BAT: I’m curious if your position on envy goes beyond pregnancy. Say my friend gets a book deal, and I want to sell a book. Is it okay to be honest about my envy in that context? If it isn’t, what’s different about wanting a baby versus all the other things that we want?
AK: I think it depends on the relationship, like how honest you can be with someone. This is about allowing all women to have their feelings. The writing world is full of jealousy, but I belong to a wonderful writing group. We call it the Lucky Mothers Writing Group because at the time it was formed, everyone had a really lucky year. I had gotten an agent, someone else had gotten their book deal, and then their book was picked up for a movie deal. We all had young kids at the time. But of course, as time goes by, we’re all at different stages of our careers. In the literary world, you want to build a community of people who have been through the journey enough with you that they can be happy for you even if they’re sad for themselves, and then you can be happy for them too. So, like any person in my Lucky Mothers Writing Group, I want them to get a great deal and a great agent and I want to help them as much as possible. The long answer to your question about writers’ envy is that there’s a lot less of it in a ride-or-die group with people that you go through the ups and downs with.

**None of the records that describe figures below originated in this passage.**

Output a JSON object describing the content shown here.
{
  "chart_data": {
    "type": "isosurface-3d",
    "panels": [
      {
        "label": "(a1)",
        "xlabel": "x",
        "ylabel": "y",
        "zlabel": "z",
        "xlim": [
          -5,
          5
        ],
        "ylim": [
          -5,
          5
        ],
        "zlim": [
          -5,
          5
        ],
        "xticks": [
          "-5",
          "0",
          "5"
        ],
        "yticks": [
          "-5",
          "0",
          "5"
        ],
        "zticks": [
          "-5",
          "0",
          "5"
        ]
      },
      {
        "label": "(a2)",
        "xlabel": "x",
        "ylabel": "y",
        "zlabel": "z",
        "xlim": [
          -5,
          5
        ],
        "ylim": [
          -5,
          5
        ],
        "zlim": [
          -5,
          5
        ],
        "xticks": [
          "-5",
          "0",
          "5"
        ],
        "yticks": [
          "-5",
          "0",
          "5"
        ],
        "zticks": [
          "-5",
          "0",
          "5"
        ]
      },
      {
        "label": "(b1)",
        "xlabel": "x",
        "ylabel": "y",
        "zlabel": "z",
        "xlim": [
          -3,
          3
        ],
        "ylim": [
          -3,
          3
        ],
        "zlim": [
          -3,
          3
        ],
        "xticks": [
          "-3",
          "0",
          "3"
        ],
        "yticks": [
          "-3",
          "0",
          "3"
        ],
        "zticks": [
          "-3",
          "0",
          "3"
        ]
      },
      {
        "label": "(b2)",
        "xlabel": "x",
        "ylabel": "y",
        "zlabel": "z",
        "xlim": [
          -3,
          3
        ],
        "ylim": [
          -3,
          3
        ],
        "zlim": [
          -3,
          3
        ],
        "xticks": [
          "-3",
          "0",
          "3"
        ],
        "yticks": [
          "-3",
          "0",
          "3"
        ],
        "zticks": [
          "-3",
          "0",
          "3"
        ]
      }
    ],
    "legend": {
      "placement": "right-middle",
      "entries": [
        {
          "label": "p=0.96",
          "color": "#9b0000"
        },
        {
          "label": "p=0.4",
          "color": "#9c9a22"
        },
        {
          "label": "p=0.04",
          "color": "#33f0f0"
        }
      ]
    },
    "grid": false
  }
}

BAT: You did a lot of interviews for The Trying Game, and drew on a massive body of research. Do you have tips for other writers also working with that breadth of material?

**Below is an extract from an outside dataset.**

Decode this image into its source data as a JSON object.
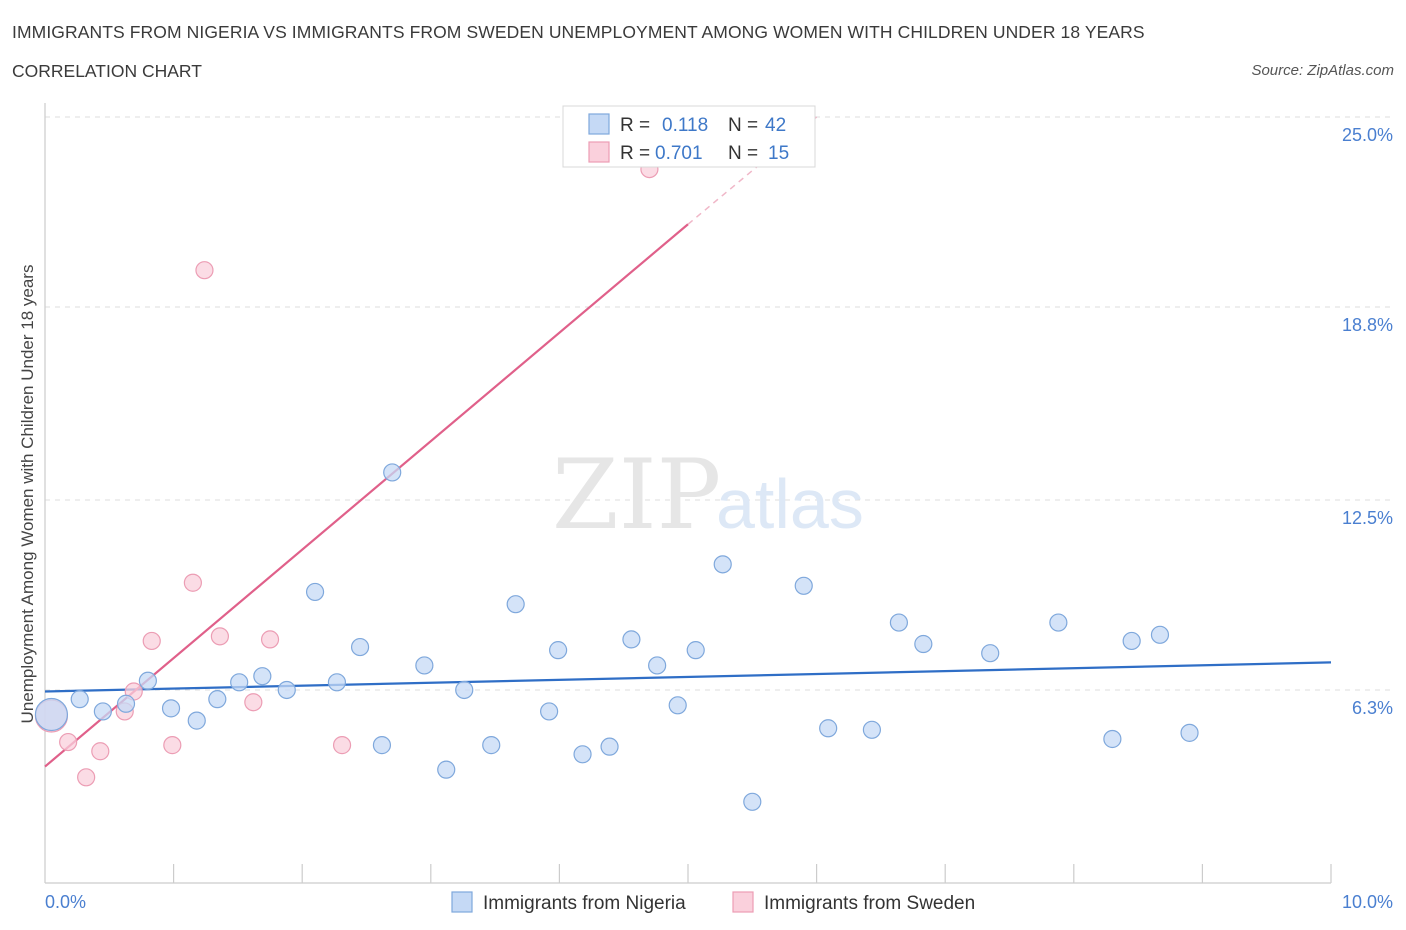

AK: Rely on your voice to carry the reader through. You’ll over-research and end up culling a lot of the research. The research should serve the story. It’s like a sex scene for fiction writers. How does the sex scene move the story forward? How does the research move the story forward?
BAT: I love that. Write research like you write a sex scene. What’s next for you?
AK: I am working on something about older motherhood. I think it’s going to be more memoir combined with cultural criticism. Like, why is George Clooney a saint for having children at 53, and I’m an old, selfish hag for having a baby at 45?